Posts Tagged ‘u.s. housing market’

U.S. Housing Market Remains Weak

May 29th, 2011 Comments off

The National Association of Realtors released its most current report on pending home sales; it was utterly dismal. April witnessed  a contraction from March of 11 percent;  year-on-year pending house purchases fell by 26.5 percent. It must be recalled that a year ago the U.S. housing market was already in feeble shape.

These numbers confirm that America’s residential housing market remains in pathetic condition. This massive share of U.S. economic activity, the faltering of which triggered the ongoing global financial and economic crisis, remains in pathetic condition. With no recovery in sight-and it must be recalled that housing is typically the leading edge of a real economic recovery from a deep recession, there is no clear path towards healthy economic metrics. This sobering statistic, in conjunction with other tepid economic indicators, including a weak employment market, highlights the fragility of the U.S. economy. At this point, it is only massive government deficits, projected at more than $1.6 trillion for the current fiscal year, that has prevented a continued massive contraction in overall economic performance in America. And, as I have pointed out before, massive public debt is no viable strategy for creating long-term sustainable economic growth.
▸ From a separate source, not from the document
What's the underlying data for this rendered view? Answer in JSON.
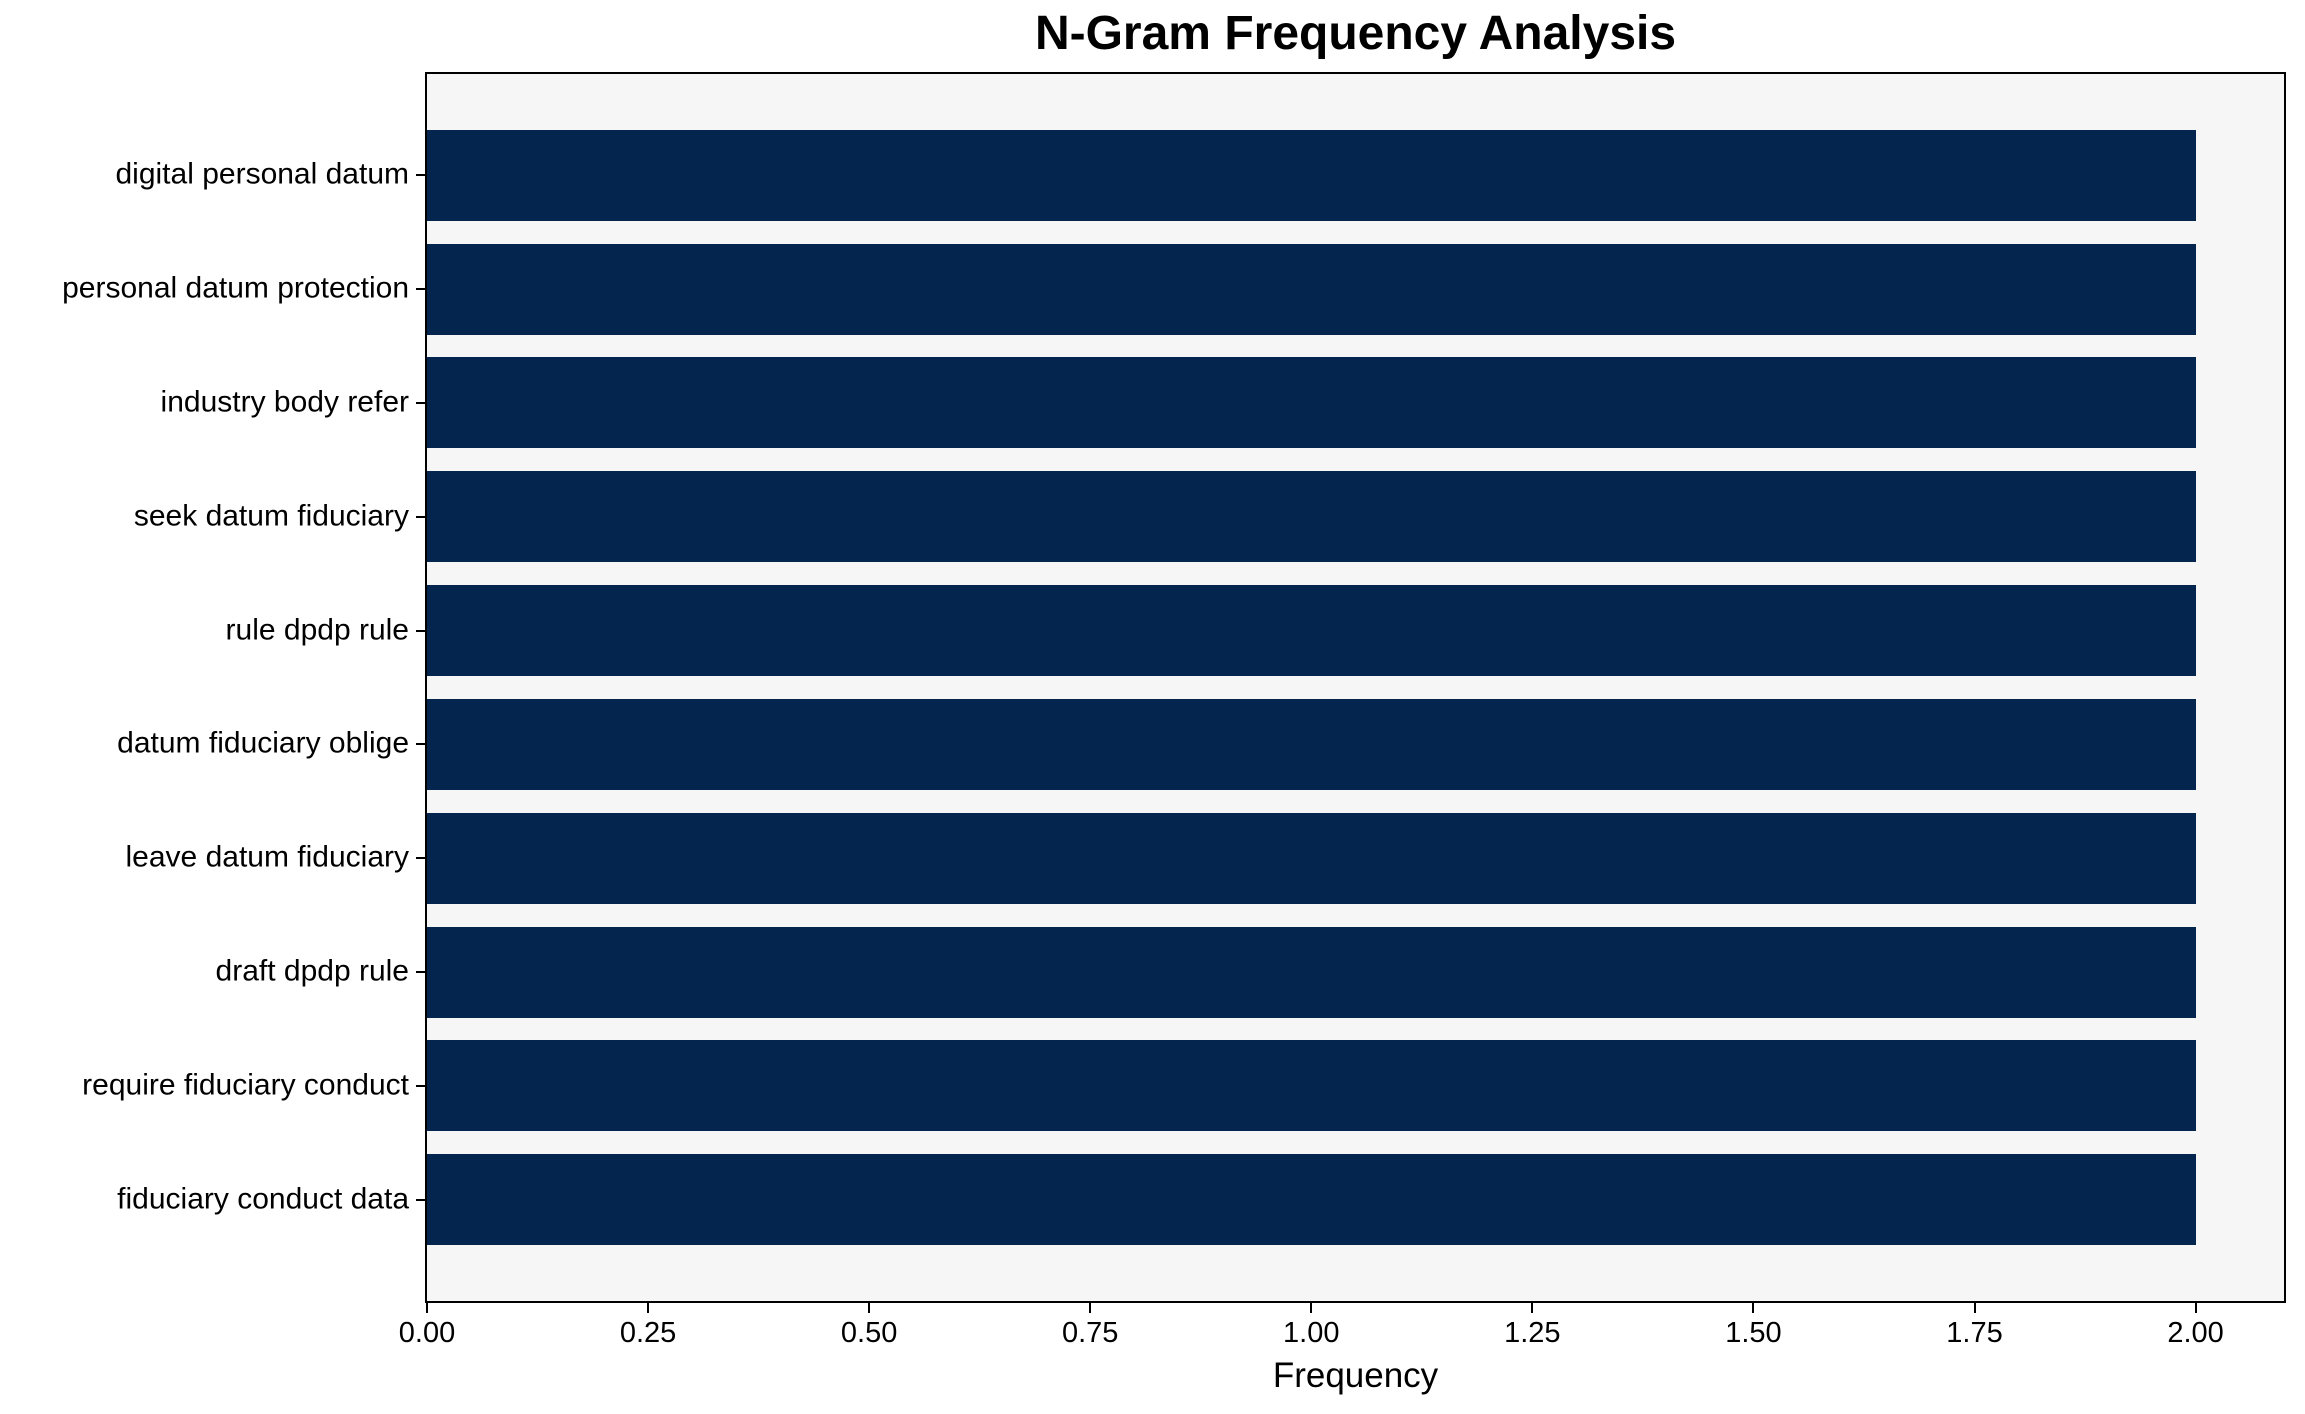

U.S. Housing Market Continues To Be An Economic Disaster

March 3rd, 2011 Comments off

Ground zero of the global financial and economic crisis of 2008, the collapse of the U.S. residential housing market, remains in critical condition. Despite trillions of dollars in public debt utilized as a backstop for the mortgage industry and gimmicks like tax credits for new home purchasers, the stream of date shows that the overarching trend in the United States is continuing home price deflation, as a rising proportion of outstanding mortgages  are under water.

One recent survey indicates that in January of this year 27 percent of all American mortgages were under water (balance of mortgage exceeds market value of home),compared with 20 percent in August 2010. The National Association of Realtors Pending Home Sales Index most recently has tracked downward movement on home sales, and prices in most parts of the United States continue to decline.

With a weak housing market in the U.S. seemingly immune to massive injections of borrowed public money, no wonder Fed Chairman Ben Bernanke is printing money like a crazy man on LSD. His most recent bout of quantitative easing does not seem to have stimulated the domestic housing market at all, though it has pumped up the Dow Jones index to absurd ratios of price to earnings. However, as 2008 demonstrated the centrality of housing to the U.S. economy and not its hyperbolic stock market, the continuing weakness in this core sector does not bode well for a sustained recovery, both in America and throughout the global economy.




U.S. Housing Market Remains in Deep Slump

June 17th, 2010 Comments off

The U.S. Commerce Department released figures for housing starts for May 2010, and they were far worse than projected by economists. They plunged 10%, representing a seasonally adjusted annual rate of 593,000 housing starts, versus  659,000 for April. The decline in single family dwelling starts was 17%, the worst contraction since 1991.

The minor uplift in housing starts over the past several months was due entirely to government funded tax credits, paid for with borrowed money. With these short-term gimmicks now being phased out, the organic weakness in the American housing market can no longer be obscured. It must be recalled that the trigger for the current global economic crisis was the collapse of the sub-prime residential housing market in the United States. With worsening public deficits forcing governments to phase out artificial props for a fractured housing industry, we are now seeing adjustable rate, near prime and prime mortgages going into default, not only in the U.S. but throughout the world. This will all serve to undermine what has thus far passed for an anaemic recovery from the worst economic downturn since the Great Depression of the 1930s.